Given a non-empty list of decimal digits representing an integer, return the digits after adding one.

Example:

[1, 2, 9] -> [1, 3, 0]
# because 129 + 1 = 130

Key trick

Walk from right to left and stop as soon as a digit is not 9.

  • If the current digit is < 9, increment it and return.
  • If it is 9, set it to 0 and keep carrying.
  • If all digits were 9, prepend 1.

Trap

Common mistakes:

  • Converting to int and back.
  • Works in Python, but misses the intended carry logic.
  • Forgetting the all-9 case.
  • Example: [9, 9] -> [1, 0, 0].
  • Rebuilding the whole result when an in-place update is enough.
  • Mutating input unexpectedly if the caller cares about reuse.

Why is this question interesting?

It is a tiny carry-propagation problem.

  • It tests digit manipulation.
  • It rewards early return.
  • It is a simple example of right-to-left state propagation.
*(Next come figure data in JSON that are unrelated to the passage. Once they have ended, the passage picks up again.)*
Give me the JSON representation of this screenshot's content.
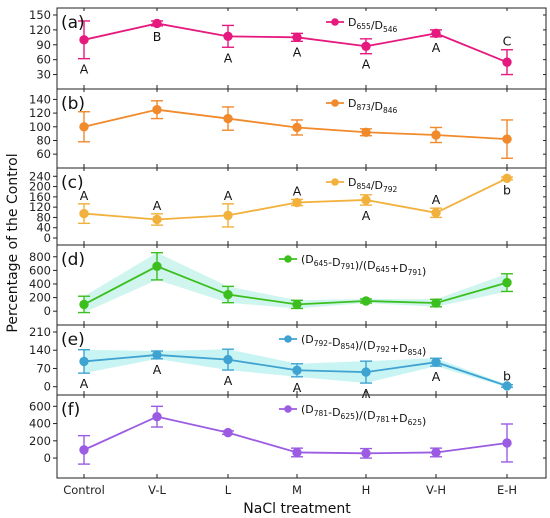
{
  "chart_data": {
    "type": "line",
    "xlabel": "NaCl treatment",
    "ylabel": "Percentage of the Control",
    "categories": [
      "Control",
      "V-L",
      "L",
      "M",
      "H",
      "V-H",
      "E-H"
    ],
    "panels": [
      {
        "label": "(a)",
        "color": "#e6197f",
        "legend": {
          "main": "D",
          "parts": [
            [
              "D",
              "655"
            ],
            [
              "/D",
              "546"
            ]
          ]
        },
        "ylim": [
          15,
          150
        ],
        "yticks": [
          30,
          60,
          90,
          120,
          150
        ],
        "values": [
          100,
          133,
          107,
          105,
          87,
          113,
          55
        ],
        "errors": [
          38,
          5,
          22,
          8,
          15,
          7,
          25
        ],
        "shade": false,
        "sig": [
          {
            "i": 0,
            "text": "A",
            "pos": "below"
          },
          {
            "i": 1,
            "text": "B",
            "pos": "below"
          },
          {
            "i": 2,
            "text": "A",
            "pos": "below"
          },
          {
            "i": 3,
            "text": "A",
            "pos": "below"
          },
          {
            "i": 4,
            "text": "A",
            "pos": "below"
          },
          {
            "i": 5,
            "text": "A",
            "pos": "below"
          },
          {
            "i": 6,
            "text": "C",
            "pos": "above"
          }
        ]
      },
      {
        "label": "(b)",
        "color": "#f08a2c",
        "legend": {
          "parts": [
            [
              "D",
              "873"
            ],
            [
              "/D",
              "846"
            ]
          ]
        },
        "ylim": [
          50,
          145
        ],
        "yticks": [
          60,
          80,
          100,
          120,
          140
        ],
        "values": [
          100,
          125,
          112,
          99,
          92,
          88,
          82
        ],
        "errors": [
          22,
          13,
          17,
          11,
          5,
          11,
          28
        ],
        "shade": false,
        "sig": []
      },
      {
        "label": "(c)",
        "color": "#f2b13c",
        "legend": {
          "parts": [
            [
              "D",
              "854"
            ],
            [
              "/D",
              "792"
            ]
          ]
        },
        "ylim": [
          0,
          245
        ],
        "yticks": [
          0,
          40,
          80,
          120,
          160,
          200,
          240
        ],
        "values": [
          95,
          72,
          88,
          138,
          148,
          98,
          232
        ],
        "errors": [
          38,
          22,
          45,
          12,
          20,
          18,
          5
        ],
        "shade": false,
        "sig": [
          {
            "i": 0,
            "text": "A",
            "pos": "above"
          },
          {
            "i": 1,
            "text": "A",
            "pos": "above"
          },
          {
            "i": 2,
            "text": "A",
            "pos": "above"
          },
          {
            "i": 3,
            "text": "A",
            "pos": "above"
          },
          {
            "i": 4,
            "text": "A",
            "pos": "below"
          },
          {
            "i": 5,
            "text": "A",
            "pos": "above"
          },
          {
            "i": 6,
            "text": "b",
            "pos": "below"
          }
        ]
      },
      {
        "label": "(d)",
        "color": "#3cbf1e",
        "legend": {
          "parts": [
            [
              "(D",
              "645"
            ],
            [
              "-D",
              "791"
            ],
            [
              ")/(D",
              "645"
            ],
            [
              "+D",
              "791"
            ],
            [
              ")",
              ""
            ]
          ]
        },
        "ylim": [
          -100,
          870
        ],
        "yticks": [
          0,
          200,
          400,
          600,
          800
        ],
        "values": [
          100,
          660,
          245,
          100,
          150,
          120,
          420
        ],
        "errors": [
          120,
          200,
          120,
          60,
          30,
          55,
          130
        ],
        "shade": true,
        "sig": []
      },
      {
        "label": "(e)",
        "color": "#3fa3d2",
        "legend": {
          "parts": [
            [
              "(D",
              "792"
            ],
            [
              "-D",
              "854"
            ],
            [
              ")/(D",
              "792"
            ],
            [
              "+D",
              "854"
            ],
            [
              ")",
              ""
            ]
          ]
        },
        "ylim": [
          -5,
          210
        ],
        "yticks": [
          0,
          70,
          140,
          210
        ],
        "values": [
          97,
          122,
          104,
          63,
          56,
          94,
          3
        ],
        "errors": [
          45,
          15,
          40,
          25,
          42,
          15,
          5
        ],
        "shade": true,
        "sig": [
          {
            "i": 0,
            "text": "A",
            "pos": "below"
          },
          {
            "i": 1,
            "text": "A",
            "pos": "below"
          },
          {
            "i": 2,
            "text": "A",
            "pos": "below"
          },
          {
            "i": 3,
            "text": "A",
            "pos": "below"
          },
          {
            "i": 4,
            "text": "A",
            "pos": "below"
          },
          {
            "i": 5,
            "text": "A",
            "pos": "below"
          },
          {
            "i": 6,
            "text": "b",
            "pos": "above"
          }
        ]
      },
      {
        "label": "(f)",
        "color": "#9b5ce3",
        "legend": {
          "parts": [
            [
              "(D",
              "781"
            ],
            [
              "-D",
              "625"
            ],
            [
              ")/(D",
              "781"
            ],
            [
              "+D",
              "625"
            ],
            [
              ")",
              ""
            ]
          ]
        },
        "ylim": [
          -150,
          650
        ],
        "yticks": [
          0,
          200,
          400,
          600
        ],
        "values": [
          95,
          480,
          295,
          65,
          55,
          65,
          175
        ],
        "errors": [
          165,
          120,
          20,
          50,
          55,
          50,
          220
        ],
        "shade": false,
        "sig": []
      }
    ]
  }
}
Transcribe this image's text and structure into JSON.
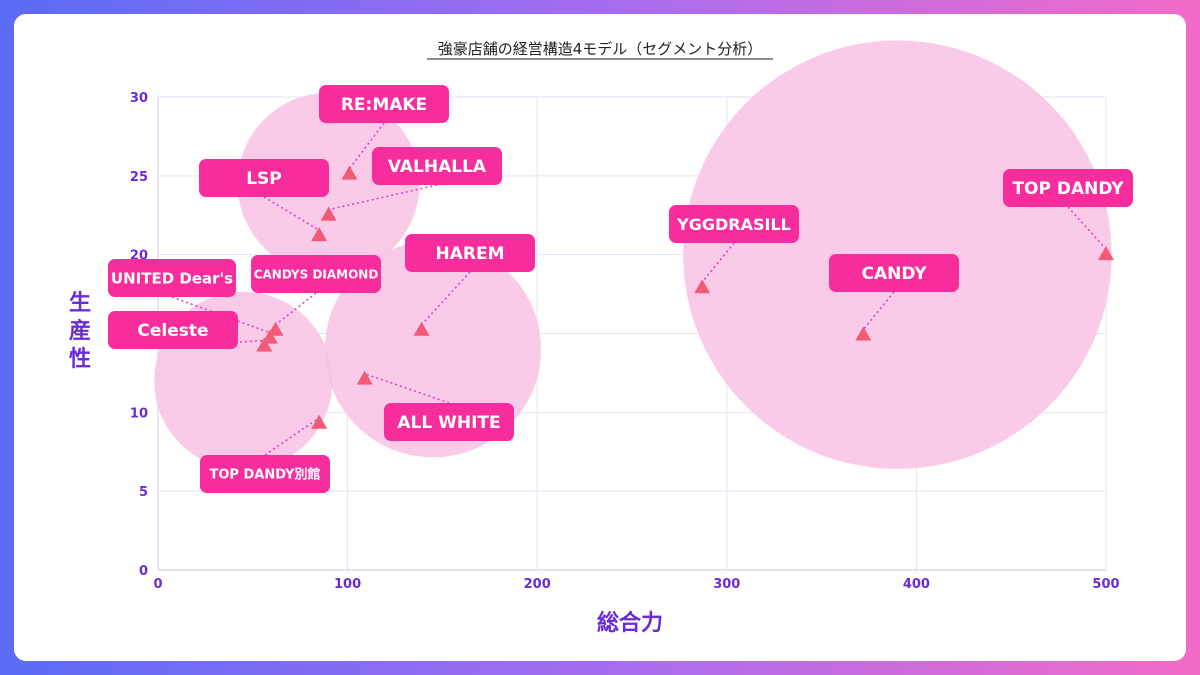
{
  "chart_data": {
    "type": "scatter",
    "title": "強豪店舗の経営構造4モデル（セグメント分析）",
    "xlabel": "総合力",
    "ylabel": "生産性",
    "xlim": [
      0,
      500
    ],
    "ylim": [
      0,
      30
    ],
    "xticks": [
      0,
      100,
      200,
      300,
      400,
      500
    ],
    "yticks": [
      0,
      5,
      10,
      15,
      20,
      25,
      30
    ],
    "grid": true,
    "segment_bubbles": [
      {
        "cx": 90,
        "cy": 24.5,
        "r_data_x": 48
      },
      {
        "cx": 45,
        "cy": 12,
        "r_data_x": 47
      },
      {
        "cx": 145,
        "cy": 14,
        "r_data_x": 57
      },
      {
        "cx": 390,
        "cy": 20,
        "r_data_x": 113
      }
    ],
    "points": [
      {
        "label": "RE:MAKE",
        "x": 101,
        "y": 25.2
      },
      {
        "label": "LSP",
        "x": 85,
        "y": 21.3
      },
      {
        "label": "VALHALLA",
        "x": 90,
        "y": 22.6
      },
      {
        "label": "HAREM",
        "x": 139,
        "y": 15.3
      },
      {
        "label": "UNITED Dear's",
        "x": 59,
        "y": 14.8
      },
      {
        "label": "CANDYS DIAMOND",
        "x": 62,
        "y": 15.3
      },
      {
        "label": "Celeste",
        "x": 56,
        "y": 14.3
      },
      {
        "label": "ALL WHITE",
        "x": 109,
        "y": 12.2
      },
      {
        "label": "TOP DANDY別館",
        "x": 85,
        "y": 9.4
      },
      {
        "label": "YGGDRASILL",
        "x": 287,
        "y": 18
      },
      {
        "label": "CANDY",
        "x": 372,
        "y": 15
      },
      {
        "label": "TOP DANDY",
        "x": 500,
        "y": 20.1
      }
    ],
    "colors": {
      "bubble": "#f9c2e4",
      "marker": "#f25a78",
      "label_bg": "#f72d9e",
      "leader": "#e040c8",
      "axis_text": "#6a2bd8",
      "grid": "#e6e0f5"
    }
  }
}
Solve the problem with idiomatic python

class Solution:
    def plusOne(self, digits: list[int]) -> list[int]:
        # Traverse from the least significant digit.
        for i in range(len(digits) - 1, -1, -1):
            # No carry after increment: done immediately.
            if digits[i] < 9:
                digits[i] += 1
                return digits

            # 9 + 1 becomes 0 with carry to the left.
            digits[i] = 0

        # If we get here, every digit was 9.
        return [1] + digits

Library alternative:

  • None worth using here.
  • int("".join(...)) is less direct for this exact task.

Pytest test

import pytest

@pytest.mark.parametrize(
    ("digits", "expected"),
    [
        ([1], [2]),
        ([1, 2, 3], [1, 2, 4]),
        ([4, 3, 2, 1], [4, 3, 2, 2]),
        ([1, 2, 9], [1, 3, 0]),
        ([1, 9, 9], [2, 0, 0]),
        ([9], [1, 0]),
        ([9, 9, 9], [1, 0, 0, 0]),
        ([9, 8, 7, 6, 5, 4, 3, 2, 1, 0], [9, 8, 7, 6, 5, 4, 3, 2, 1, 1]),
    ],
)
def test_plus_one(digits, expected):
    assert Solution().plusOne(digits[:]) == expected

Comment my solution

Your solution is correct and handles carry well.

Good points:

  • Correct carry propagation.
  • Correct all-9 handling.
  • Clear arithmetic with % 10 and // 10.

Possible simplifications:

  • You do not need a separate out list.
  • In-place right-to-left update is shorter and easier to read.
  • Your test has one duplicated case: [4,3,2,1].
import pytest

class Solution:
    def plusOne(self, digits: list[int]) -> list[int]:
        l = len(digits)
        d = 1
        out = []
        for i in range(l):
            out.append((digits[l - 1 - i] + d) % 10)
            d = (digits[l - 1 - i] + d) // 10
        if d:
            out.append(d)
        out.reverse()
        return out


@pytest.mark.parametrize(
    ("digits", "expected"),
    [
        ([1,2,3], [1,2,4]),
        ([4,3,2,1], [4,3,2,2]),
        ([4,3,2,1], [4,3,2,2]),
        ([9], [1,0]),
        ([9,9,9], [1,0,0,0]),
        ([1,9,9], [2,0,0]),
        ([9,8,7,6,5,4,3,2,1,0], [9,8,7,6,5,4,3,2,1,1])
    ]
)
def test_plusOne(digits, expected):
    assert Solution().plusOne(digits) == expected

Extra

Meaning of "to carry" in algorithm description

In an algorithm, "to carry" refers to the same idea as in basic arithmetic: when a value exceeds the maximum allowed for a digit or position, the extra amount is passed to the next higher position.

For example, in base-10:

  • If you add 1 to 9, you get 10
  • You write 0 in the current position and carry 1 to the next position

So in your original sentence:

"If it is 9, set it to 0 and keep carrying"

It means:

  • Reset the current digit to 0
  • Then propagate a +1 to the next digit, possibly repeating the process if that digit is also 9

This is commonly used in algorithms that simulate:

  • Addition
  • Incrementing numbers stored as arrays
  • Odometer-style counting systems

In short: "carry" = pass overflow to the next position.